Airbnb is also facing problems internationally from countries including Amsterdam and Barcelona which believe that Airbnb has led to illegal rentals. Officials in Berlin are also unhappy with having Airbnb hosts in the city, as it has banned most short-term rentals.
The latest law in New York means officials can fine Airbnb hosts up to $7,500 if they are found to have listed a property on the rental network.
New York Assemblywomen Linda B.Rosenthal is a Manhattan Democrat who sponsored the bill. She said: “New York is taking a bold step that will hopefully set a standard for the rest of the country and other countries in the world that are struggling with the impact of Airbnb on affordable housing.”

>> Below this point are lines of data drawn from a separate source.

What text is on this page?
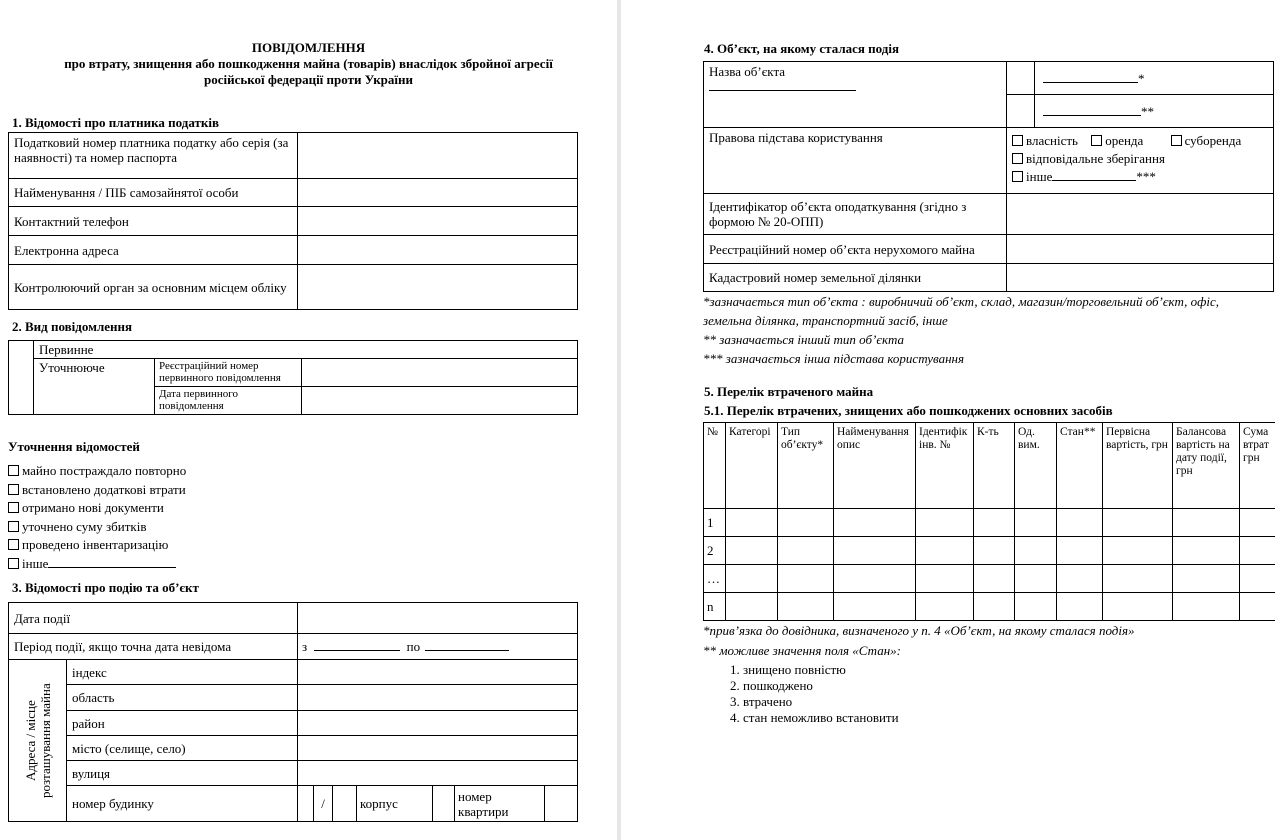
ПОВІДОМЛЕННЯ
про втрату, знищення або пошкодження майна (товарів) внаслідок збройної агресії
російської федерації проти України
1. Відомості про платника податків
Податковий номер платника податку або серія (за наявності) та номер паспорта	
Найменування / ПІБ самозайнятої особи	
Контактний телефон	
Електронна адреса	
Контролюючий орган за основним місцем обліку	
2. Вид повідомлення
	Первинне		
	Уточнююче	Реєстраційний номер первинного повідомлення	
		Дата первинного повідомлення	
Уточнення відомостей
майно постраждало повторно
встановлено додаткові втрати
отримано нові документи
уточнено суму збитків
проведено інвентаризацію
інше
3. Відомості про подію та об’єкт
Дата події								
Період події, якщо точна дата невідома		з по						

Адреса / місце розташування майна	індекс							
	область							
	район							
	місто (селище, село)							
	вулиця							
	номер будинку		/		корпус		номер квартири	
4. Об’єкт, на якому сталася подія
Назва об’єкта		*
		**
Правова підстава користування	власність оренда суборенда
відповідальне зберігання
інше ***	

Ідентифікатор об’єкта оподаткування (згідно з формою № 20-ОПП)		
Реєстраційний номер об’єкта нерухомого майна		
Кадастровий номер земельної ділянки		
*зазначається тип об’єкта : виробничий об’єкт, склад, магазин/торговельний об’єкт, офіс,
земельна ділянка, транспортний засіб, інше
** зазначається інший тип об’єкта
*** зазначається інша підстава користування
5. Перелік втраченого майна
5.1. Перелік втрачених, знищених або пошкоджених основних засобів
№	Категорі	Тип об’єкту*	Найменування опис	Ідентифік інв. №	К-ть	Од. вим.	Стан**	Первісна вартість, грн	Балансова вартість на дату події, грн	Сума втрат грн
1										
2										
…										
n										
*прив’язка до довідника, визначеного у п. 4 «Об’єкт, на якому сталася подія»
** можливе значення поля «Стан»:
1. знищено повністю
2. пошкоджено
3. втрачено
4. стан неможливо встановити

Airbnb is railing against any new rules which will have a detrimental impact on the number of hosts on its platform. The firm needs increasing numbers of people on the site as hosts in order to fulfill further expansion plans.
The New York market is particularly important for Airbnb as the city has the most number of hosts anywhere in the US.
Airbnb says the new New York legislation violates its constitutional rights to free speech and due process, as well as the protection it is afforded under the Communications Decency Act, which says websites cannot be held accountable for content published by their users.
Founded in 2008, San Francisco-headquartered Airbnb is a peer-to-peer network which was set up to allow people to act as hosts and advertise short-term lodging in their properties, or to search listings and choose somewhere to stay.
The firm makes its money by taking a percentage from both its guests and its hosts for every booking. With more than two million listings at any one time across 191 countries, it is rapidly expanding and has launched legal action so it can continue to do so.